Moving on to inventive step, the Court has found that, although “plausibility” is not a ground for patentability, it is inherent to the analysis of inventive step that the technical effect sought derives from the technical teaching. In particular, the Court has decided to follow the test introduced by G 0002/21 noting that “although we are not bound by the Decisions of the EBA […] we follow its opinion in view of its authority in the field and the conviction of its reasoning.” After analysing the two answers provided by G 0002/21, the Court has come to the conclusion that G 0002/21 is better aligned with the “ab initio implausibility” doctrine than with the “ab initio plausibility” doctrine. After making this general introduction, the Court has gone on to examine whether, on the specific facts of the case, the two conditions laid down in the operative part of G 0002/21 were fulfilled.
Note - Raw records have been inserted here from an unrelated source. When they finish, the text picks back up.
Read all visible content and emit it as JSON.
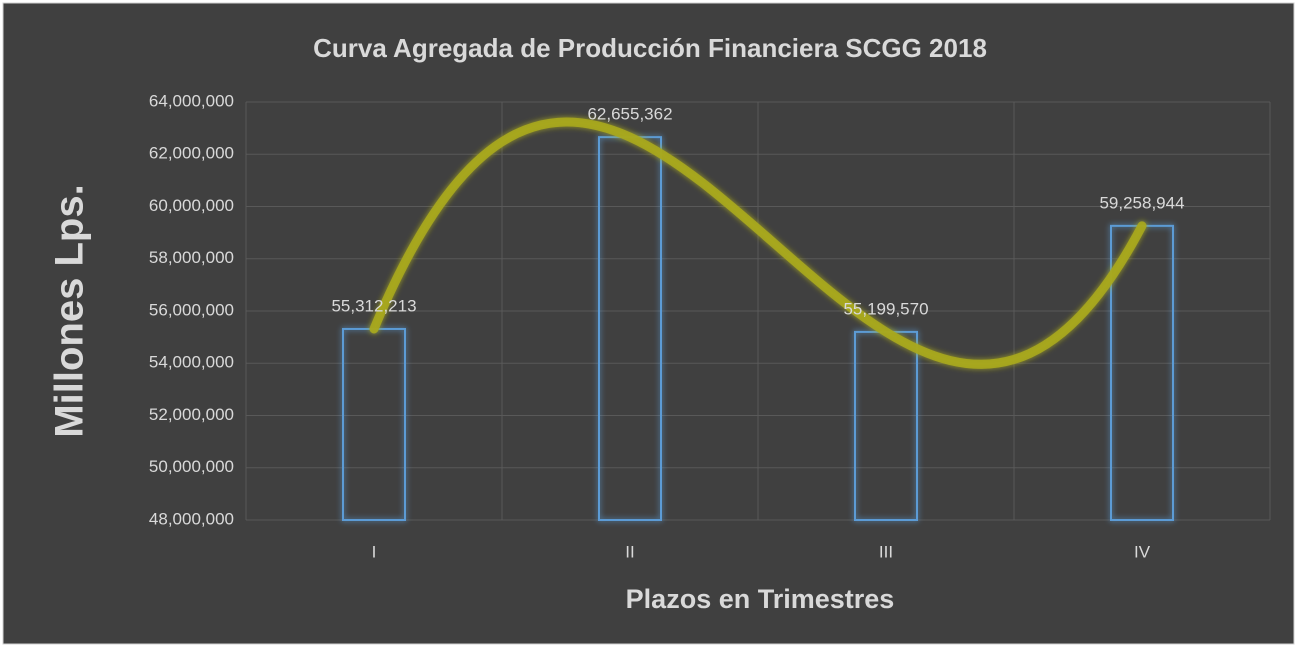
{
  "chart_data": {
    "type": "bar",
    "title": "Curva Agregada de Producción Financiera SCGG 2018",
    "x_label": "Plazos en Trimestres",
    "y_label": "Millones Lps.",
    "categories": [
      "I",
      "II",
      "III",
      "IV"
    ],
    "values": [
      55312213,
      62655362,
      55199570,
      59258944
    ],
    "value_labels": [
      "55,312,213",
      "62,655,362",
      "55,199,570",
      "59,258,944"
    ],
    "color": "#5b9bd5",
    "trendline": {
      "type": "polynomial",
      "color": "#a9a91f"
    },
    "ylim": [
      48000000,
      64000000
    ],
    "yticks": [
      {
        "value": 48000000,
        "label": "48,000,000"
      },
      {
        "value": 50000000,
        "label": "50,000,000"
      },
      {
        "value": 52000000,
        "label": "52,000,000"
      },
      {
        "value": 54000000,
        "label": "54,000,000"
      },
      {
        "value": 56000000,
        "label": "56,000,000"
      },
      {
        "value": 58000000,
        "label": "58,000,000"
      },
      {
        "value": 60000000,
        "label": "60,000,000"
      },
      {
        "value": 62000000,
        "label": "62,000,000"
      },
      {
        "value": 64000000,
        "label": "64,000,000"
      }
    ],
    "grid": true
  }
}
Following a line of reasoning similar to the one followed by the Hague Court of Appeal in its Decision of 15 August 2023 (apixaban), the Court has come to the conclusion that the claims of EP ‘415 pass the test introduced by G 0002/21.

The Court has added that it has not taken into account the judgment of 4 May 2023 from the English Court of Appeal because it did not follow G 0002/21 but rather the sufficiency test introduced by the English Supreme Court for claims protecting second medical uses in the Warner Lambert judgment.

Finally, regarding sufficiency, the Court has noted that paragraph 77 of G 0002/21 in which, in an “obiter dicta”, the EBA, under certain circumstances, appeared to demand a somewhat stricter test when examining sufficiency, applies to second medical use claims only. The Court noted that it was common ground that claims 5-29 were not second medical use claims. Building from here, the Court concluded that paragraph 77 of G 0002/21 was not applicable to the use claims of the patent at hand. The Court added, out of caution, that in any event, at the priority date, it formed part of the common general knowledge that direct factor Xa inhibitors were useful to treat thromboembolic disorders, which would have contributed to the skilled person finding it credible that apixaban could be used to treat the disorders mentioned in those claims.

All in all, this judgment is of utmost importance because, beyond deciding the case at hand, it will enlighten lower-level courts when applying the new test introduced by G 0002/21 in the years to come.